Regex Lookarounds, prevent matches before and after

49 views Asked by At

I have a regex that I cannot get working right. I am using PCRE (php) to run it.

The regex looks for inch measurements written as fractions using the forward slash to separate the numerator and denominator. ex 1 3/8in or 19 15/16"

It would match 12 1/2" here:

A product description with 12 1/2" in it.

But I want it NOT to match if the measurement is part of a dimension, ie has an x before or after and matches this format: 19 3/4" x 19 5/8"

Example text that is matching incorrectly:

Product description with 19 3/4" x 19 5/8" in it.

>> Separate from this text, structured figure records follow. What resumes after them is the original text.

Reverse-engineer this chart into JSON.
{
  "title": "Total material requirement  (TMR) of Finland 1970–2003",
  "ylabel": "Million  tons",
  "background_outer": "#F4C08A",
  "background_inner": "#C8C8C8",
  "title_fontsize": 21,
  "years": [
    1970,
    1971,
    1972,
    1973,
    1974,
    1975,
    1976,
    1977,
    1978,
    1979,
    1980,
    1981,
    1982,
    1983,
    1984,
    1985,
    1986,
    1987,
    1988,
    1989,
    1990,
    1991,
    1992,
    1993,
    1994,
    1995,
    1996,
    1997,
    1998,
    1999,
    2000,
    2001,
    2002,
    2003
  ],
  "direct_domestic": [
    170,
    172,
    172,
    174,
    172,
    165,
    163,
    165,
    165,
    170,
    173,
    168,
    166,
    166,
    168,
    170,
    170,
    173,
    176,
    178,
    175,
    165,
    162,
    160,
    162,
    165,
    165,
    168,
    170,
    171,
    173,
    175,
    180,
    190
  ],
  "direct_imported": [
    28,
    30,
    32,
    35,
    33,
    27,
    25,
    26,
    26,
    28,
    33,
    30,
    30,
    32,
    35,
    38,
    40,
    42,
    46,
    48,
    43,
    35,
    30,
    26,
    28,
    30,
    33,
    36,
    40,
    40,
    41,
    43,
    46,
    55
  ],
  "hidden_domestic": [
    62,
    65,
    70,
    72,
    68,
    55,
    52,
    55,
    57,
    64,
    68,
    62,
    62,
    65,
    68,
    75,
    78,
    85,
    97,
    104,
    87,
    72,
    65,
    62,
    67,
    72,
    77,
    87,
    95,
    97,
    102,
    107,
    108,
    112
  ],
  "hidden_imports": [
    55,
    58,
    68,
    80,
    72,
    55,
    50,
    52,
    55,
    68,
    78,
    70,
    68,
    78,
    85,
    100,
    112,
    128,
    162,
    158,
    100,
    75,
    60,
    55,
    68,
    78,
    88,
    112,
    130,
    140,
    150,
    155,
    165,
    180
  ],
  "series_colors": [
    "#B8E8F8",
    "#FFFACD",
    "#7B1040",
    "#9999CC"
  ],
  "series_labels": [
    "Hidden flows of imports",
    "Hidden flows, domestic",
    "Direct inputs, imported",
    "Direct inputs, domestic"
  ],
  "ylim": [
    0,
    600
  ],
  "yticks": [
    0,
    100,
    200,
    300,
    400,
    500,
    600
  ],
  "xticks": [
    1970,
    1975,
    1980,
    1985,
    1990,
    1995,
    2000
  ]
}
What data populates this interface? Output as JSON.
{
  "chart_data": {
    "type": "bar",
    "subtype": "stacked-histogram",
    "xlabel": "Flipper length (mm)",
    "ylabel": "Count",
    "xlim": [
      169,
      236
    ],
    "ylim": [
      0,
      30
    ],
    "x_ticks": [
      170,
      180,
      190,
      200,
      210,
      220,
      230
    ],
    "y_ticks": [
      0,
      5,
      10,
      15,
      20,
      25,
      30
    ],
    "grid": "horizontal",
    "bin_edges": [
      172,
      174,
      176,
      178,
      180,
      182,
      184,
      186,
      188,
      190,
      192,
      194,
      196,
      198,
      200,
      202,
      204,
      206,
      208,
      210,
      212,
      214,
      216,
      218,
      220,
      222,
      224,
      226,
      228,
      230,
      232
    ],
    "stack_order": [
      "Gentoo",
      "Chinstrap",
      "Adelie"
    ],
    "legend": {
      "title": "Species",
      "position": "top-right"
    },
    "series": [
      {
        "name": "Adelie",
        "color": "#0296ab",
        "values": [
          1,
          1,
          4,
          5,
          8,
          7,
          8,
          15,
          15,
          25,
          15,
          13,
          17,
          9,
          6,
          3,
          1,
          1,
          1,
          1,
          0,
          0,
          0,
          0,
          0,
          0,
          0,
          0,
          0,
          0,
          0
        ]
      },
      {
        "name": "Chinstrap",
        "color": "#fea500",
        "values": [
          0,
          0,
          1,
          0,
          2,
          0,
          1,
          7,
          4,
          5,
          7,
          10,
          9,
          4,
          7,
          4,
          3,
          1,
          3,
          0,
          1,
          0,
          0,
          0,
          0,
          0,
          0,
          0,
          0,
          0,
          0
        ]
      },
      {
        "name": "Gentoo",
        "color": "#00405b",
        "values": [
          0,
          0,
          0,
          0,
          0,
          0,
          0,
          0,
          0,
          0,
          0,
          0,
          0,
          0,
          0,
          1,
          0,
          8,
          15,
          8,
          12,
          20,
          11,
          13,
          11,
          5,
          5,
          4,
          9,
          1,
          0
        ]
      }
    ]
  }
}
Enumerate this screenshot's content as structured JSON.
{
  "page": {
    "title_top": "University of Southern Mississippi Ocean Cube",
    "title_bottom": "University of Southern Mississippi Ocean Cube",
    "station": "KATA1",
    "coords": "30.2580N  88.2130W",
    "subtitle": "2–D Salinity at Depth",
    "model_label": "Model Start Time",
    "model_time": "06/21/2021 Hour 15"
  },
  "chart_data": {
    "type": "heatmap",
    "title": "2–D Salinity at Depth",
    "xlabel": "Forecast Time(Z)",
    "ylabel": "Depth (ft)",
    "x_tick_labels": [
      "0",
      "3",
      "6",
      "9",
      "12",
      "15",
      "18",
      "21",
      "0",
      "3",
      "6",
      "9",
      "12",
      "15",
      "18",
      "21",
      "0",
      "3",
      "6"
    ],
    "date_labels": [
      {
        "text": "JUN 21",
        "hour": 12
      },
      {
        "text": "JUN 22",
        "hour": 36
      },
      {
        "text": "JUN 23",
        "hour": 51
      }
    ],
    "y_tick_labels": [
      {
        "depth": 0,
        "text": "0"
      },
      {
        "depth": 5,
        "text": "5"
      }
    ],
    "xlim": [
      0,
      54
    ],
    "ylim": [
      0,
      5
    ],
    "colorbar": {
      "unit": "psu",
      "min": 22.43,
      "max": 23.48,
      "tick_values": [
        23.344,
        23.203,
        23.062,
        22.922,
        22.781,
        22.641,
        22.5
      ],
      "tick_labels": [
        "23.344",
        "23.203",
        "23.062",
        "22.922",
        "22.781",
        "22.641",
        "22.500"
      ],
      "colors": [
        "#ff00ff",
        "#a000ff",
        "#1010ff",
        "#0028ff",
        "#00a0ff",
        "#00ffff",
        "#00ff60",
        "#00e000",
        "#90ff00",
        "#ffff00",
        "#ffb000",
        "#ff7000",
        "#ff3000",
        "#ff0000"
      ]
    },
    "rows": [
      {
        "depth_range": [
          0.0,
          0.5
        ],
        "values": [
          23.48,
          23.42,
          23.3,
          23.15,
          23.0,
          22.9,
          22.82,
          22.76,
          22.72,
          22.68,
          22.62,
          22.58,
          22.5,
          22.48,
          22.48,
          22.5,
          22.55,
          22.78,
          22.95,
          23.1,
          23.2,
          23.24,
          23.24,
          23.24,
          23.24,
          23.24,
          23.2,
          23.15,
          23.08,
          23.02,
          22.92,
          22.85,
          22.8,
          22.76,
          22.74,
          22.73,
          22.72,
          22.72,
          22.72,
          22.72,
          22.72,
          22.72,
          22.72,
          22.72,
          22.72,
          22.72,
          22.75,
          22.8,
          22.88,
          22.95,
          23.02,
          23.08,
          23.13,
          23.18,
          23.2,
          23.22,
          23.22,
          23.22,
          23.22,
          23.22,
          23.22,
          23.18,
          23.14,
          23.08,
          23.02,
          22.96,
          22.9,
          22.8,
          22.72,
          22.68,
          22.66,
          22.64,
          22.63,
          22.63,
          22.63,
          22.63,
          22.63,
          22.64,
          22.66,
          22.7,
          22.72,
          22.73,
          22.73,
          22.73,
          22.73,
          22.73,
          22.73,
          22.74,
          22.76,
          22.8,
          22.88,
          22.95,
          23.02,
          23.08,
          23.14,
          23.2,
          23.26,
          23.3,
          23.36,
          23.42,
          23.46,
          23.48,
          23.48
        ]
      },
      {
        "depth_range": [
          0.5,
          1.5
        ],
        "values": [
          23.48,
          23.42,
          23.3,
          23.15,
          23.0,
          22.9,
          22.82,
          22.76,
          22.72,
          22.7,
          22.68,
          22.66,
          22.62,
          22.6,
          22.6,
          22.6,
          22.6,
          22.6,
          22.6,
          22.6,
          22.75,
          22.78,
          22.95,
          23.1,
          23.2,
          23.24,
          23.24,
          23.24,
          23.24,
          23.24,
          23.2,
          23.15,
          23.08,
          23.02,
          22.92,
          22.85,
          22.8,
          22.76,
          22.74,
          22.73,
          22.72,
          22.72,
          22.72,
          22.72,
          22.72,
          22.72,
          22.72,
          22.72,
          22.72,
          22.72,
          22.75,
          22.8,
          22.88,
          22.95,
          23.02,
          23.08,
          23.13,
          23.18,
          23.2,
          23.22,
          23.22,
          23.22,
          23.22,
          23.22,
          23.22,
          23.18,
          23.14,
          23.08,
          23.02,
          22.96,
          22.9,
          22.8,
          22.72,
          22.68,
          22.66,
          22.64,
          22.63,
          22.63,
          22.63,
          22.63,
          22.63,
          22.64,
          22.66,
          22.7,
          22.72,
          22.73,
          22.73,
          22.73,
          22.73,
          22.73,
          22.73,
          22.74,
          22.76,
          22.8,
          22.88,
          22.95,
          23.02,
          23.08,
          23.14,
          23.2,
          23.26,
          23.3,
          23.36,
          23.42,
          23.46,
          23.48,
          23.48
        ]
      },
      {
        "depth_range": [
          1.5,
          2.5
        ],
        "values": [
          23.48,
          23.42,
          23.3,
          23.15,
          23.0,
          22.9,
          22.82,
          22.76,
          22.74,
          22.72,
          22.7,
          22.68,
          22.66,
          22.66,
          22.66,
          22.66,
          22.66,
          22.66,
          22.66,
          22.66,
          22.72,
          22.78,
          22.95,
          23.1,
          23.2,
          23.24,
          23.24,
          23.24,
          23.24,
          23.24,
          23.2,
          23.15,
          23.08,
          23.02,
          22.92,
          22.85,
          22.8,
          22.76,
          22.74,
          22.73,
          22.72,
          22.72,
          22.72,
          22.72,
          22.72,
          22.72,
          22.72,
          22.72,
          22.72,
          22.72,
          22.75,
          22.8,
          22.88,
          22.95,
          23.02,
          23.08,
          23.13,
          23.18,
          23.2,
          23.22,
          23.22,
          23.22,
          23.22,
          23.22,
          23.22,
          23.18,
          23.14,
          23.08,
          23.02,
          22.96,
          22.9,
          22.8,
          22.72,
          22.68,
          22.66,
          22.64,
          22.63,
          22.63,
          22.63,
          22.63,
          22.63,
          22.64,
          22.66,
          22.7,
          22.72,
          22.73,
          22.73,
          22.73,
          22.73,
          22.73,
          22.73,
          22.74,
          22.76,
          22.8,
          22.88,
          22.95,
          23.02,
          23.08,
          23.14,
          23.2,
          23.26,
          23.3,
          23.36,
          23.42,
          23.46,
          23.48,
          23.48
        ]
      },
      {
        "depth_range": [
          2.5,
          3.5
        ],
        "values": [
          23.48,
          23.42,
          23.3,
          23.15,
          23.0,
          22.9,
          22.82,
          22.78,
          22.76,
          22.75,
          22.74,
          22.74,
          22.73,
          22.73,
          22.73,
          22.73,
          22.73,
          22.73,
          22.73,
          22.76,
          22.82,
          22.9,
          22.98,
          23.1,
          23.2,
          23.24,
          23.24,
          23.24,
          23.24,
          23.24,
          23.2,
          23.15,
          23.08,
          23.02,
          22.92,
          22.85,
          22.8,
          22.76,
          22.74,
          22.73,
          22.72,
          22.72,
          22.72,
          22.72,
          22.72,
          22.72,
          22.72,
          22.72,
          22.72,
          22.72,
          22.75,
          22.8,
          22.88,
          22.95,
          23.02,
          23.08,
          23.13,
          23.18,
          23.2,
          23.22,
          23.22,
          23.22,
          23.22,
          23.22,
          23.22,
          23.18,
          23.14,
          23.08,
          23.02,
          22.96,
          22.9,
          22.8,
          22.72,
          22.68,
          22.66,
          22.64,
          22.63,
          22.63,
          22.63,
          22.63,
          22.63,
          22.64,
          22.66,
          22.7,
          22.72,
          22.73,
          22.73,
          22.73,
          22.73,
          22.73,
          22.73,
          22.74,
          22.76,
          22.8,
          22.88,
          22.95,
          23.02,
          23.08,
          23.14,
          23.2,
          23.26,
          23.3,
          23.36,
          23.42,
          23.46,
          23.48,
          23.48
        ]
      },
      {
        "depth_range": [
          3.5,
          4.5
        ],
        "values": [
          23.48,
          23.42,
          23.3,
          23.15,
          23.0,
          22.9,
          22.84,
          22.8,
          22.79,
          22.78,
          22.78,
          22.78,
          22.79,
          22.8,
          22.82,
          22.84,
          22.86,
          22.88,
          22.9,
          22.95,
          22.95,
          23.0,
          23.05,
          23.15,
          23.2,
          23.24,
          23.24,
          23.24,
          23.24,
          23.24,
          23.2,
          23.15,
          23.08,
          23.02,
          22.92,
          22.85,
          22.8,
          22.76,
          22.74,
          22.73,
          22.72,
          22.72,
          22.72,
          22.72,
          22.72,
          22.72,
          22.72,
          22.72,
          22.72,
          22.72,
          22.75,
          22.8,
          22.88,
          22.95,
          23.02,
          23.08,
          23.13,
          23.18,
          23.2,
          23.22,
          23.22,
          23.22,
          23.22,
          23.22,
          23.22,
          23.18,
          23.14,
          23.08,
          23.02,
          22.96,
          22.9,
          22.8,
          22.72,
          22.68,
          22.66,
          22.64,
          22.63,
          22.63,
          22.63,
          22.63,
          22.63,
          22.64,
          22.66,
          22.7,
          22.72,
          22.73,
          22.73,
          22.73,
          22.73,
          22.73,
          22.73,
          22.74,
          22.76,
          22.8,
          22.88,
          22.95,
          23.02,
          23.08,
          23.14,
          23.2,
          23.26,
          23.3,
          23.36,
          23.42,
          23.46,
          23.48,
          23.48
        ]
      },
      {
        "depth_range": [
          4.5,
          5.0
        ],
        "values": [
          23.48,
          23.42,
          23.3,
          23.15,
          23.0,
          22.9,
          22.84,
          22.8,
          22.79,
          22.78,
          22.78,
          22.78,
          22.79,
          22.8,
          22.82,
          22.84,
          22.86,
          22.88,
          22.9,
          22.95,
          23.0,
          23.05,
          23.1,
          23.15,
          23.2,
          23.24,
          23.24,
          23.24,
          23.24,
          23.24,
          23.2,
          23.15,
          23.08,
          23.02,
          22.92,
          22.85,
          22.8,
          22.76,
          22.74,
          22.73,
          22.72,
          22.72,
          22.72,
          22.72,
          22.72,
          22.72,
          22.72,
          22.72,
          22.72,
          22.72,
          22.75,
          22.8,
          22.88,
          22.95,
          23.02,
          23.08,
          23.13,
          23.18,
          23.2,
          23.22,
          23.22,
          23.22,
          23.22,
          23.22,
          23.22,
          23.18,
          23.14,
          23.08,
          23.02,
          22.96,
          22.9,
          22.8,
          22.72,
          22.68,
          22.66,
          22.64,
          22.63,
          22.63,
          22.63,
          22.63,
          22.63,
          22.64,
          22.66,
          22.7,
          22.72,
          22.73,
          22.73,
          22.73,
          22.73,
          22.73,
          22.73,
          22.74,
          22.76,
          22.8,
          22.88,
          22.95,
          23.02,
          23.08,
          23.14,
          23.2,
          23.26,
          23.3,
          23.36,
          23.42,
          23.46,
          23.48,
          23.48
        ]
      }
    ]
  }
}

This matches 5/8" when it is supposed to ignore all of it because of the x in there.

My regex currently knocks off the measure left of the x, but only ignores the whole number on the right side. The lookbehind will capture 5/8" from the example above. I need it to ignore both sides of the dimension and only match measurements that are by themselves. I am using negative look ahead and behind to match the x.

Regex:

/\s+(?<!x\s)\d*\s?\d+\/\d+"*\s*(in|")(?!\d*\s?x)\s*/i

I ran it through regex101.com's debugger and still can't figure it out.

1

There are 1 answers

1
Lucas Trzesniewski On

You can use the (*SKIP)(*FAIL) trick:

(?(DEFINE)(?<measure>
  (?:\d+ \s*)? \d+ / \d+ (?:in|")
))

(?&measure) \s* x \s* (?&measure) (*SKIP)(*FAIL)
| (?&measure)

Demo

The first part defines what's a measure (you can think of it like a function). Then, if we find two measures separated by x ((?&measure) \s* x \s* (?&measure)) we skip this part of the input string on failure ((*SKIP)), and then fail the match ((*FAIL)).

The other part of the alternative can then match the single measurements you're interested in.

The second part could also be written as:

(?&measure) (?: \s* x \s* (?&measure) (*SKIP)(*FAIL) )?